Photo of Jim Cameron
The Stamford Transportation Center in Stamford, Conn., photographed on Wednesday, Feb. 24, 2021.

The Stamford Transportation Center in Stamford, Conn., photographed on Wednesday, Feb. 24, 2021.

Tyler Sizemore / Hearst Connecticut Media

How are we going to get riders back on the trains and save Metro-North from ballooning deficits, potential service cuts or fare hikes? That’s the question I crowdsourced on social media last week and found dozens of great answers.

Most respondents said they won’t be commuting as much as before because they will continue working from home. It’s not that they are shunning the rails out of fear, just that commuting won’t be necessary.

“Most of us have figured out how to work without riding a train every day,” one rider opined.

A few cynics said mass transit is dead.

“Rip out the rails. Pave it over. Deploy autonomous minivans,” said one.

But for the believers, they still want reassurance that, even post-vaccinations, safety will continue: “Better ventilation. More cleaning. Cars look like they’re being ‘wiped down’ using rags from a dumpster. Clean the bathrooms!”
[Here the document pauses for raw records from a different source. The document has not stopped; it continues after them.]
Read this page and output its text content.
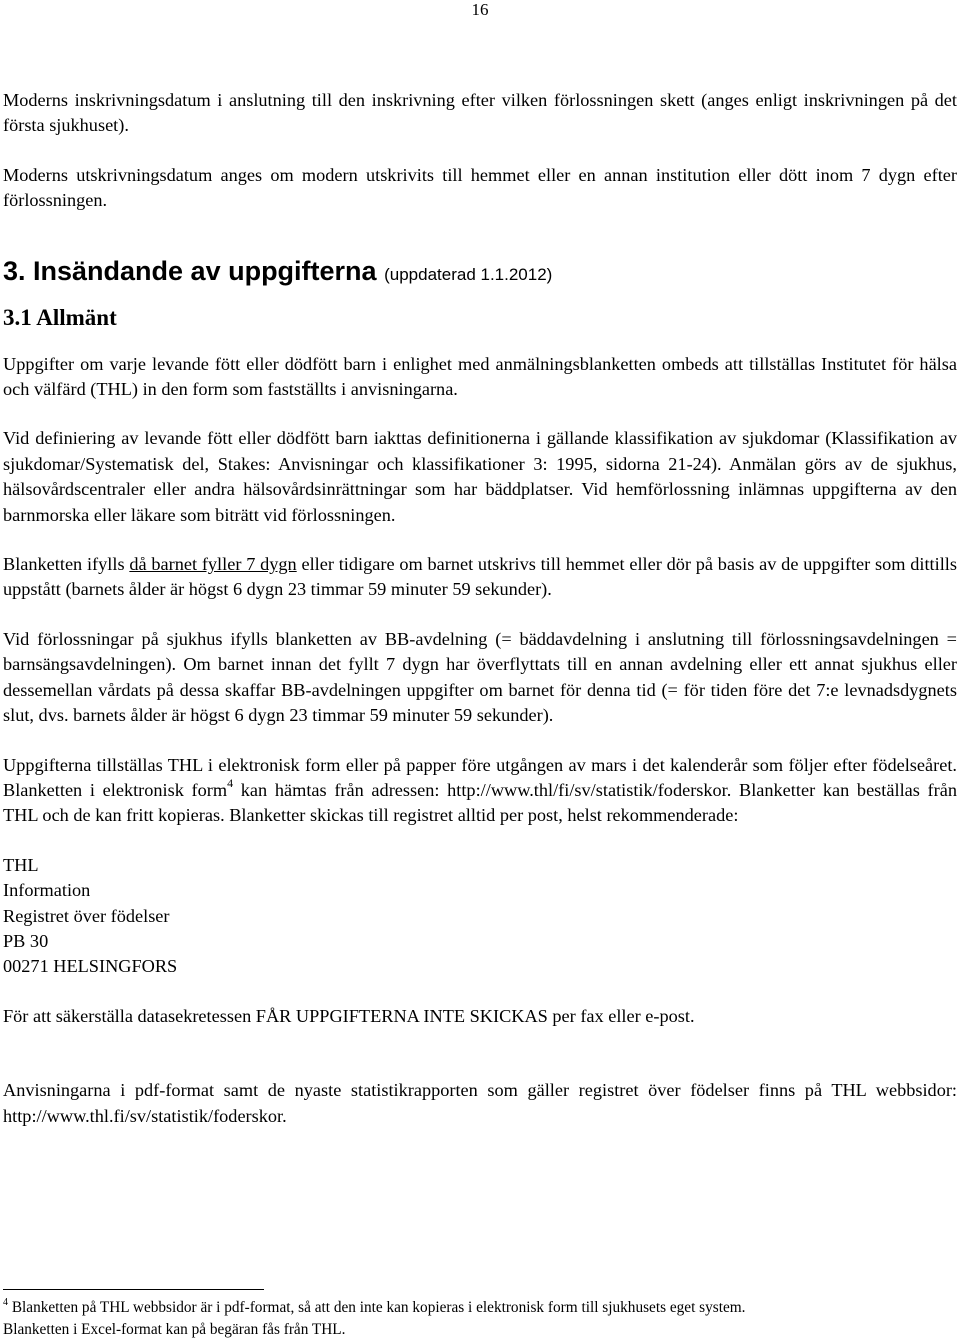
16

Moderns inskrivningsdatum i anslutning till den inskrivning efter vilken förlossningen skett (anges enligt inskrivningen på det första sjukhuset).

Moderns utskrivningsdatum anges om modern utskrivits till hemmet eller en annan institution eller dött inom 7 dygn efter förlossningen.

3. Insändande av uppgifterna (uppdaterad 1.1.2012)
3.1 Allmänt

Uppgifter om varje levande fött eller dödfött barn i enlighet med anmälningsblanketten ombeds att tillställas Institutet för hälsa och välfärd (THL) in den form som fastställts i anvisningarna.

Vid definiering av levande fött eller dödfött barn iakttas definitionerna i gällande klassifikation av sjukdomar (Klassifikation av sjukdomar/Systematisk del, Stakes: Anvisningar och klassifikationer 3: 1995, sidorna 21-24). Anmälan görs av de sjukhus, hälsovårdscentraler eller andra hälsovårdsinrättningar som har bäddplatser. Vid hemförlossning inlämnas uppgifterna av den barnmorska eller läkare som biträtt vid förlossningen.

Blanketten ifylls då barnet fyller 7 dygn eller tidigare om barnet utskrivs till hemmet eller dör på basis av de uppgifter som dittills uppstått (barnets ålder är högst 6 dygn 23 timmar 59 minuter 59 sekunder).

Vid förlossningar på sjukhus ifylls blanketten av BB-avdelning (= bäddavdelning i anslutning till förlossningsavdelningen = barnsängsavdelningen). Om barnet innan det fyllt 7 dygn har överflyttats till en annan avdelning eller ett annat sjukhus eller dessemellan vårdats på dessa skaffar BB-avdelningen uppgifter om barnet för denna tid (= för tiden före det 7:e levnadsdygnets slut, dvs. barnets ålder är högst 6 dygn 23 timmar 59 minuter 59 sekunder).

Uppgifterna tillställas THL i elektronisk form eller på papper före utgången av mars i det kalenderår som följer efter födelseåret. Blanketten i elektronisk form$^4$ kan hämtas från adressen: http://www.thl/fi/sv/statistik/foderskor. Blanketter kan beställas från THL och de kan fritt kopieras. Blanketter skickas till registret alltid per post, helst rekommenderade:

THL

Information

Registret över födelser

PB 30

00271 HELSINGFORS

För att säkerställa datasekretessen FÅR UPPGIFTERNA INTE SKICKAS per fax eller e-post.

Anvisningarna i pdf-format samt de nyaste statistikrapporten som gäller registret över födelser finns på THL webbsidor: http://www.thl.fi/sv/statistik/foderskor.

$^4$ Blanketten på THL webbsidor är i pdf-format, så att den inte kan kopieras i elektronisk form till sjukhusets eget system.
Blanketten i Excel-format kan på begäran fås från THL.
A few sang the praises of the new M8 railcars: “So much better. Never a hot or cold car. No doors out of service. Cars ride smooth.”

But a former Shore Line East rider said the seats on their old hand-me-down railcars were causing him back aches, so he’s now driving.

But the biggest areas for needed improvement for Metro-North seemed to be speed, frequency and lower cost.

The vast majority of respondents said the trains are “too slow,” that “it shouldn’t take 90 minutes to go 40 miles.” As one veteran rider put it, “My 50 min ride when I started commuting in 2004 is now an hour and 10 plus.”

Many noted it’s now faster and cheaper to drive than take the train.

The railroad is still operating under FRA speed restrictions since the 2013 Fairfield derailment. But the other reason the run to NYC is so slow is the schedule.

“There’s way too many stops on the New Haven Line,” “Go back to zoned service,” and “Speed, speed, speed they observed.

This is actually an idea CDOT is pursuing: Having more express trains skipping stations, so let’s see if they can make it happen.

Commuters said that schedules need to offer “better connections” to buses and the ferry. Some suggested “through-running service to NJ and Long Island” offering a one-seat ride to JFK and Newark airports. Several wanted bike rentals at all stations.

More frequent service was a big issue.

“Rapid transit trains every 15 minutes,” and “more off-peak service.” Surprisingly, nobody complained about rush-hour trains.

One person suggested “reserved seating,” others dreamt of “no standees.” And there were many complaints about the fares and availability of station parking.

“Between station parking and monthly pass it’s $400 a month, almost the same as driving.” “Lower fares” and “more flexibility on tickets. A monthly is too much and a 10-trip too little. Maybe a 30 trip?”

Others suggested group fares and lower fares off-peak to spread out the riders. One even wished for “buy one get one weekend fares.”

Other desired amenities included “Wi-Fi” and, yes, “bar cars.”

To save money on labor, several proposed pre-paid tickets with inspectors and fines. “No other developed countries’ railroads have conductors manually check tickets.”

Others suggested cross-honoring tickets on still-empty Amtrak trains.

Thanks to everybody for chiming in with your ideas, all of which I’ll be sharing verbatim with MNRR and CDOT. Let’s hope they include past riders’ ideas in their future plans.